= Crawford Farms, Fort Worth, Texas =

Neighborhood in Fort Worth, Texas

Crawford Farms is a neighborhood that is located in north Fort Worth, Texas and is generally bound by Golden Triangle on the north and Old Denton Road on the west. It is adjacent to the Sunset Hills, Heritage, and Vista Meadows neighborhoods. Timberview Middle School is physically located adjacent to the Crawford Farms neighborhood.

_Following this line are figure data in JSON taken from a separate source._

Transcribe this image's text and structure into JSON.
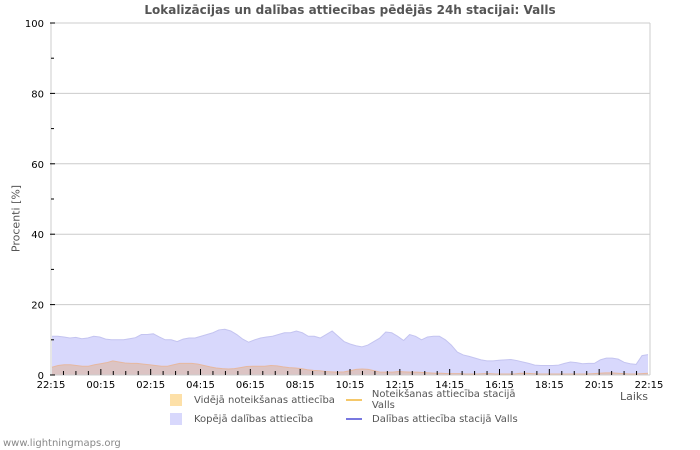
{
  "chart_data": {
    "type": "area",
    "title": "Lokalizācijas un dalības attiecības pēdējās 24h stacijai: Valls",
    "xlabel": "Laiks",
    "ylabel": "Procenti   [%]",
    "ylim": [
      0,
      100
    ],
    "yticks": [
      0,
      20,
      40,
      60,
      80,
      100
    ],
    "xtick_labels": [
      "22:15",
      "00:15",
      "02:15",
      "04:15",
      "06:15",
      "08:15",
      "10:15",
      "12:15",
      "14:15",
      "16:15",
      "18:15",
      "20:15",
      "22:15"
    ],
    "grid": true,
    "legend_position": "bottom",
    "x_interval_minutes": 15,
    "series": [
      {
        "name": "Kopējā dalības attiecība",
        "kind": "area",
        "color": "#d8d8fc",
        "values": [
          11,
          11,
          10.8,
          10.5,
          10.7,
          10.3,
          10.5,
          11,
          10.8,
          10.2,
          10,
          10,
          10,
          10.3,
          10.6,
          11.5,
          11.5,
          11.7,
          10.8,
          10,
          10,
          9.5,
          10.2,
          10.5,
          10.5,
          11,
          11.5,
          12,
          12.8,
          13,
          12.5,
          11.5,
          10.2,
          9.3,
          10,
          10.5,
          10.8,
          11,
          11.5,
          12,
          12,
          12.5,
          12,
          11,
          11,
          10.5,
          11.5,
          12.5,
          11,
          9.5,
          8.8,
          8.3,
          8,
          8.5,
          9.5,
          10.5,
          12.2,
          12,
          11,
          9.8,
          11.5,
          11,
          10,
          10.8,
          11,
          11,
          10,
          8.5,
          6.5,
          5.7,
          5.3,
          4.8,
          4.3,
          4,
          4,
          4.2,
          4.3,
          4.4,
          4.1,
          3.7,
          3.3,
          2.8,
          2.7,
          2.7,
          2.7,
          2.8,
          3.3,
          3.7,
          3.5,
          3.2,
          3.3,
          3.3,
          4.3,
          4.8,
          4.8,
          4.5,
          3.6,
          3.2,
          3,
          5.5,
          5.8
        ]
      },
      {
        "name": "Vidējā noteikšanas attiecība",
        "kind": "area",
        "color": "#fde0a8",
        "values": [
          2.2,
          2.7,
          2.9,
          2.9,
          2.7,
          2.5,
          2.5,
          2.9,
          3.2,
          3.5,
          4,
          3.7,
          3.4,
          3.3,
          3.3,
          3.1,
          2.9,
          2.7,
          2.5,
          2.5,
          2.9,
          3.3,
          3.3,
          3.3,
          3.1,
          2.7,
          2.3,
          2,
          1.8,
          1.7,
          1.8,
          2.1,
          2.4,
          2.5,
          2.5,
          2.5,
          2.7,
          2.6,
          2.3,
          2.1,
          2,
          1.8,
          1.5,
          1.3,
          1.2,
          1,
          0.9,
          0.8,
          0.9,
          1.2,
          1.6,
          1.7,
          1.6,
          1.2,
          0.8,
          0.8,
          0.8,
          1.0,
          0.9,
          0.8,
          0.8,
          0.7,
          0.6,
          0.5,
          0.5,
          0.4,
          0.4,
          0.4,
          0.3,
          0.3,
          0.3,
          0.4,
          0.4,
          0.3,
          0.3,
          0.3,
          0.3,
          0.5,
          0.5,
          0.4,
          0.3,
          0.3,
          0.3,
          0.3,
          0.3,
          0.3,
          0.3,
          0.3,
          0.3,
          0.4,
          0.5,
          0.6,
          0.6,
          0.5,
          0.4,
          0.3,
          0.3,
          0.4,
          0.5
        ]
      },
      {
        "name": "Noteikšanas attiecība stacijā Valls",
        "kind": "line",
        "color": "#f5c86a",
        "values": []
      },
      {
        "name": "Dalības attiecība stacijā Valls",
        "kind": "line",
        "color": "#7878e0",
        "values": []
      }
    ]
  },
  "legend": {
    "items": [
      {
        "label": "Vidējā noteikšanas attiecība",
        "color": "#fde0a8",
        "kind": "box"
      },
      {
        "label": "Noteikšanas attiecība stacijā Valls",
        "color": "#f5c86a",
        "kind": "line"
      },
      {
        "label": "Kopējā dalības attiecība",
        "color": "#d8d8fc",
        "kind": "box"
      },
      {
        "label": "Dalības attiecība stacijā Valls",
        "color": "#7878e0",
        "kind": "line"
      }
    ]
  },
  "footer": "www.lightningmaps.org"
}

It is a 1,072 home residential community with an abundance of amenities. Homeowner Association membership is automatic when purchasing a home within Crawford Farms.

==Awards==
- 2016 Mayor's Health and Wellness Award, Fort Worth Neighborhood Award
- 2016 Neighborhood Newsletter Award, Fort Fort Worth Neighborhood Award

==Education==
The neighborhood is zoned to schools in the Keller ISD and is served by:
- Eagle Ridge Elementary School, Fort Worth
- Timberview Middle School, Fort Worth
- Timber Creek High School, Fort Worth

==Neighborhood Gallery==

Main Entrance
Fishing Pond
Swimming Pool
Walking Trails
Basketball Courts
Playground
Outdoor Gym
Tennis Court
Ducks in the Pond
Flag Displays on Holidays

==Recreation==
The community provides several amenities, including swimming pools, a covered playground, walking trails, an outdoor basketball court, an outdoor tennis court, a fishing pond, and an outdoor gym.